Strukturen: 22 Einrichtungen wurden hinsichtlich ihrer Strukturen und Organisationsformen untersucht. Die Geburtshäuser unterscheiden sich strukturell im Wesentlichen durch ihr Unternehmensalter, ihre Rechtsform und ihre Größe. Typische Muster im Hinblick auf die Ausgestaltung ihrer Arbeitssysteme und den Umfang ihrer Leistungen ergaben sich dabei nicht – die Geburtshäuser entscheiden individuell, welche Organisationsformen und Angebote für ihre Klientinnen und Mitarbeiterinnen sinnvoll sind.

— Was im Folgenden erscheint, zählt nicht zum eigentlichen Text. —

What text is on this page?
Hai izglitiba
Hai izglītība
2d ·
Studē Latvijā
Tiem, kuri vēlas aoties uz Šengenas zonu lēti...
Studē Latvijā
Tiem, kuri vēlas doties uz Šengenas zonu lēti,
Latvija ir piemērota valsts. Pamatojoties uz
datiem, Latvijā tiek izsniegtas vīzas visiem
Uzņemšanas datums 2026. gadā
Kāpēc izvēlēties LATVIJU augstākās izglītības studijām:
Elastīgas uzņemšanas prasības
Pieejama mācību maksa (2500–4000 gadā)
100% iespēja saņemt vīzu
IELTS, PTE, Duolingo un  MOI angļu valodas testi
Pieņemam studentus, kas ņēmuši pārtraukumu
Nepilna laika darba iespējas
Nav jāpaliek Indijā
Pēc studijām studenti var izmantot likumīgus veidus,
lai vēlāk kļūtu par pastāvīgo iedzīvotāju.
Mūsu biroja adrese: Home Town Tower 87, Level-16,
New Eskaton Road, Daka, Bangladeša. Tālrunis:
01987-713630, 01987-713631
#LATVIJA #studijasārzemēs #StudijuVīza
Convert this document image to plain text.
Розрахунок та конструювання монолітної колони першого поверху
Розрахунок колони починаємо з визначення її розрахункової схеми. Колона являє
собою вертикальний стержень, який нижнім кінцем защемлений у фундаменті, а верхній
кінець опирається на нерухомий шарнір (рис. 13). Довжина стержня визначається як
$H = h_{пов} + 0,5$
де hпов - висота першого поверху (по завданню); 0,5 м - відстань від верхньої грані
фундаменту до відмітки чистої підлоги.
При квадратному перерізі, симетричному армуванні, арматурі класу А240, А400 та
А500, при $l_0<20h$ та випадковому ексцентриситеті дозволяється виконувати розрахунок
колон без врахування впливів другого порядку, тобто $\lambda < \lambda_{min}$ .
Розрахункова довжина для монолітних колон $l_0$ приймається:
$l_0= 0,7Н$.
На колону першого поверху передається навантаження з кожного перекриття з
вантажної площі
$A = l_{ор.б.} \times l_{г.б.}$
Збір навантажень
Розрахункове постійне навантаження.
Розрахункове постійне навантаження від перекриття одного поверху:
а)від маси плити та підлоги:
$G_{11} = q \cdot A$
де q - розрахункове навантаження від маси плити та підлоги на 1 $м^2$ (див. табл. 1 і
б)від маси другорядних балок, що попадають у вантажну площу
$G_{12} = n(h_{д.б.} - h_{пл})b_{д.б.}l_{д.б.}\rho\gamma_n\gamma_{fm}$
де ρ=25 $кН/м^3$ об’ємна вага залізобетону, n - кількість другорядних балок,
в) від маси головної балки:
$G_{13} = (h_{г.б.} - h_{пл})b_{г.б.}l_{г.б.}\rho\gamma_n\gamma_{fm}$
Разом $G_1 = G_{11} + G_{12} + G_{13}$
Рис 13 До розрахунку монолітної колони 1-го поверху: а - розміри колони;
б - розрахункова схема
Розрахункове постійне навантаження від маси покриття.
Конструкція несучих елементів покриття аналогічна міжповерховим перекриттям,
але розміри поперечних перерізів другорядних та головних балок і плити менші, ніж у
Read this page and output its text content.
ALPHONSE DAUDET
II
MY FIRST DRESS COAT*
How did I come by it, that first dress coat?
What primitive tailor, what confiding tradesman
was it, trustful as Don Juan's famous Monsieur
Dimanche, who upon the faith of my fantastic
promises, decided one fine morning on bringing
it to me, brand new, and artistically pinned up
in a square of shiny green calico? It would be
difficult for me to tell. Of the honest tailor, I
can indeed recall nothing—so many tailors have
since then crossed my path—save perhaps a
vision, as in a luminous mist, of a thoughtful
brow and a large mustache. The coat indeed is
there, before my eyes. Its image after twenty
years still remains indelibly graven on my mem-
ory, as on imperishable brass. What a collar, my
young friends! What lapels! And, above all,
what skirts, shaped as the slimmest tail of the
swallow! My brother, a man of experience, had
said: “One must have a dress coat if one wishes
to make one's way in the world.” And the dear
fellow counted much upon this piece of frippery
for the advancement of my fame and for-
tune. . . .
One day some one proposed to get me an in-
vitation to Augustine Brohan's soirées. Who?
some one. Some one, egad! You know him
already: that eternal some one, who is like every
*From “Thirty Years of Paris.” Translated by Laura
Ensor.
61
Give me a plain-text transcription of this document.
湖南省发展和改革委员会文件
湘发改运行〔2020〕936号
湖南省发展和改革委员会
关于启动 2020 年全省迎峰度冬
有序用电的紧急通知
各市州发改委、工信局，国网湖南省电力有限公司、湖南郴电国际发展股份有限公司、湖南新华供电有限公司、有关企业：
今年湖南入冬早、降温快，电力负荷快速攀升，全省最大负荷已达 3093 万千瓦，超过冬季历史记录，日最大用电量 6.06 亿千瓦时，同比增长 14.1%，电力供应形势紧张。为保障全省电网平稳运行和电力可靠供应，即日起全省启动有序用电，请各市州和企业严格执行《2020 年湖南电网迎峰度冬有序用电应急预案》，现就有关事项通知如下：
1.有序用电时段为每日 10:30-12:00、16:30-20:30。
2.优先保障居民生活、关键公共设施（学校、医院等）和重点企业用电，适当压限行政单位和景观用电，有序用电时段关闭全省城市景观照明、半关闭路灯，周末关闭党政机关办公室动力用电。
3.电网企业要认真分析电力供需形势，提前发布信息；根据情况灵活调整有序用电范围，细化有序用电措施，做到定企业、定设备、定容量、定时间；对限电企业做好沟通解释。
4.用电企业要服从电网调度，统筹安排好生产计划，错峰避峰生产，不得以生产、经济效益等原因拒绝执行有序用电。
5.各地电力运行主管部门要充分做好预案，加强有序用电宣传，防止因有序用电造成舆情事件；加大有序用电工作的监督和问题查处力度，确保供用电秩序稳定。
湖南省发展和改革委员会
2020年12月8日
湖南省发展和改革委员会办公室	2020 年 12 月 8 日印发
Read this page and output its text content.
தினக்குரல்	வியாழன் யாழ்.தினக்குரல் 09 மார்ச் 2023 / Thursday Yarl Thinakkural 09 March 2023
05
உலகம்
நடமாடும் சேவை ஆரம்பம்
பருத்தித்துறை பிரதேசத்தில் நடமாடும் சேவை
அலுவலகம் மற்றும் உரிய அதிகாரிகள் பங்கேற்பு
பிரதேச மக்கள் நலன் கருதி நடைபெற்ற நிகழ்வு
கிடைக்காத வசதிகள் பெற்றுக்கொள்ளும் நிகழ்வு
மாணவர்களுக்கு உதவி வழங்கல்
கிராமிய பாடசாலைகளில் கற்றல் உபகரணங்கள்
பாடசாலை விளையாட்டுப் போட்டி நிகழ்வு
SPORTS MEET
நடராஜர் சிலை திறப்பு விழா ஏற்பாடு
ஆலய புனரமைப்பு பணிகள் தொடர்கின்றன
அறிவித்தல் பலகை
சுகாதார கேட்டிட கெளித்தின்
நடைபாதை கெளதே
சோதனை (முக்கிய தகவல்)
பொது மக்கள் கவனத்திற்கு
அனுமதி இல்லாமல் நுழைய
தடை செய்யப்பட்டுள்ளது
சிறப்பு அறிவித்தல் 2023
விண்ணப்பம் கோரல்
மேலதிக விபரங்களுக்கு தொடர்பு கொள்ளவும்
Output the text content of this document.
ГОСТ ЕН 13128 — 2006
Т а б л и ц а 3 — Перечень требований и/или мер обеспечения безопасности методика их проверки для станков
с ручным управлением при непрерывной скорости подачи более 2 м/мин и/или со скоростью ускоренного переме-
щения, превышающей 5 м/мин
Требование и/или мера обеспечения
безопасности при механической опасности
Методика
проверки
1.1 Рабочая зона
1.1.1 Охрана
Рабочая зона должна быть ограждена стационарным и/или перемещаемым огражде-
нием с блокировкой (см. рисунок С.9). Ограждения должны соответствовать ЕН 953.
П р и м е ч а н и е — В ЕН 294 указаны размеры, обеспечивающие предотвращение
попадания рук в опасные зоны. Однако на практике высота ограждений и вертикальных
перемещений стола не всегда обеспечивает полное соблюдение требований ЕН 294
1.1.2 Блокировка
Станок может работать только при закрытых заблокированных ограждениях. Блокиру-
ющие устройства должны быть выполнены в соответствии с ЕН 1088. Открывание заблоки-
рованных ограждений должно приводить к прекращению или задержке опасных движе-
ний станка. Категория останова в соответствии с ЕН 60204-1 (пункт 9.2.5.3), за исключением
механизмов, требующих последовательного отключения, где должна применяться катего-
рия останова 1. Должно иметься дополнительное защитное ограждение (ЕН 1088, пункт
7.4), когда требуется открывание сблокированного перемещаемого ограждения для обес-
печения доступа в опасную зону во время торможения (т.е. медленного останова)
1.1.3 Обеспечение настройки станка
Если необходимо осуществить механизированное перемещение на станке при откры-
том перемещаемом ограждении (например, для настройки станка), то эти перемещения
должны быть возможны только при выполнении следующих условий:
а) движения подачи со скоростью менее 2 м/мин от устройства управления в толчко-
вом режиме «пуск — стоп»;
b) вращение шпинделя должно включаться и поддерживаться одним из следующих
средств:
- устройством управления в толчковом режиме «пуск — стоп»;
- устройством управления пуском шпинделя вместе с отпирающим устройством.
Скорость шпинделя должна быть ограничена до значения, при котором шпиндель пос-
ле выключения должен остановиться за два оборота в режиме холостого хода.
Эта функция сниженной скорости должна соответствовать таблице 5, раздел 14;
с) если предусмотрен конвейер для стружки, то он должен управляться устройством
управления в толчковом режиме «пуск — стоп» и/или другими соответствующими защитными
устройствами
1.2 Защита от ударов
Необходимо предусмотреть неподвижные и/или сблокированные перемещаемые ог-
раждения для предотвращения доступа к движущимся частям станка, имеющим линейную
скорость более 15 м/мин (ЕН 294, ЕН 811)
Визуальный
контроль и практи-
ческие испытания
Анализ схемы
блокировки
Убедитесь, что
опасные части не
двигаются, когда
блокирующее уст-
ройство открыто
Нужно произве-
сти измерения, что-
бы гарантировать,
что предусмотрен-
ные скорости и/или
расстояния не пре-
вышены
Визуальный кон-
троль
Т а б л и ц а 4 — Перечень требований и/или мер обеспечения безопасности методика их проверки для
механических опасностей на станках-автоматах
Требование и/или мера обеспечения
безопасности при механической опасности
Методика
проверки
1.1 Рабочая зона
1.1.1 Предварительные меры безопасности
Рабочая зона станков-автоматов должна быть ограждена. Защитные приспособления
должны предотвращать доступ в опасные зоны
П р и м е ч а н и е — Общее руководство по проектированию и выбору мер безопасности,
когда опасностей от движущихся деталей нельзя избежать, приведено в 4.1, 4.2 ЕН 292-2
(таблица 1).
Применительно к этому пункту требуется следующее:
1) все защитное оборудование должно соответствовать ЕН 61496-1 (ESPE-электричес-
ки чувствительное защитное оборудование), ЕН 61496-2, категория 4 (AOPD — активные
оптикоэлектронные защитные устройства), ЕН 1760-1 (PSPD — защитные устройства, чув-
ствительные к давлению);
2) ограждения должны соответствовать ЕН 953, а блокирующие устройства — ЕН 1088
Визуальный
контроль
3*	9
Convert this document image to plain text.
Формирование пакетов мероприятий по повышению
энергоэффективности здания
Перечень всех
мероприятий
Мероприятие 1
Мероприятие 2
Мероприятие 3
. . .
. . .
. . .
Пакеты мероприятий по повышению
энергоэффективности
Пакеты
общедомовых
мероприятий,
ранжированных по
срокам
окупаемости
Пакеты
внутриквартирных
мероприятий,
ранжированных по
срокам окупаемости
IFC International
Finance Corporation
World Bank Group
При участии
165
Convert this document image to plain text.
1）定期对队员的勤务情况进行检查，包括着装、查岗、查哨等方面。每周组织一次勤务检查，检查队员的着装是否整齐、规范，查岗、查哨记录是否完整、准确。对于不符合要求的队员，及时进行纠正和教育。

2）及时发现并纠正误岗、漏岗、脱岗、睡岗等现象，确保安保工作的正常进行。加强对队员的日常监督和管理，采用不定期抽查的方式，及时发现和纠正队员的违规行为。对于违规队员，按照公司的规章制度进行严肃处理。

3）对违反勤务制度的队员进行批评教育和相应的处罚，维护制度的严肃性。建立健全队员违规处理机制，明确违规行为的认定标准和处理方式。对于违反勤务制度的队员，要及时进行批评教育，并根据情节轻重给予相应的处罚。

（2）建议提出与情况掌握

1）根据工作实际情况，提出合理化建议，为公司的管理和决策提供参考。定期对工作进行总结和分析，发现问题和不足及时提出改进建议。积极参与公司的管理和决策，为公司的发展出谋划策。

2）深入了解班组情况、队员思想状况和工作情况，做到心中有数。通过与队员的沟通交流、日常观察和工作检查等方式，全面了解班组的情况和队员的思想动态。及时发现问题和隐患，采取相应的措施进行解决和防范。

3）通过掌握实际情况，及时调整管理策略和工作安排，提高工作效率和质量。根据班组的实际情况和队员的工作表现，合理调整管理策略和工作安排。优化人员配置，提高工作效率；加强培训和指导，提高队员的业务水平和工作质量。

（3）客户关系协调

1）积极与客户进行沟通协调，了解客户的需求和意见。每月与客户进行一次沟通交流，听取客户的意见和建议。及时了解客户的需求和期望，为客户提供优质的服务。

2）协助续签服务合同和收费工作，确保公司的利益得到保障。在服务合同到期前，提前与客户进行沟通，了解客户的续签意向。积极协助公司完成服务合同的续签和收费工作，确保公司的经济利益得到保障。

Arbeitssysteme: In 45,5 % der Geburtshäuser arbeiten die Hebammen nach einem festen Dienstplan, in 40,9 % wird eine personengebundene Betreuung verfolgt. In den anderen Einrichtungen besteht die Wahl zwischen beiden Modellen. In der Regel arbeiten die Hebammen in Teams, wobei die Teamgrößen stark variieren [Abb. 1]. Die Leistungsabrechnung erfolgt in 54,5 % der Geburtshäuser über die einzelne Hebamme. 45,5 % setzen eine Pool-Abrechnung ein. Neben den originären Hebammentätigkeiten müssen die Hebammen auch Verwaltungstätigkeiten (Dokumentation, Einkauf von Heil- und Hilfsmitteln etc.) erledigen. Für darüber hinaus anfallende, „klassische“ Bürotätigkeiten (Telefondienst etc.) gibt es in 81,8 % zusätzliches Personal.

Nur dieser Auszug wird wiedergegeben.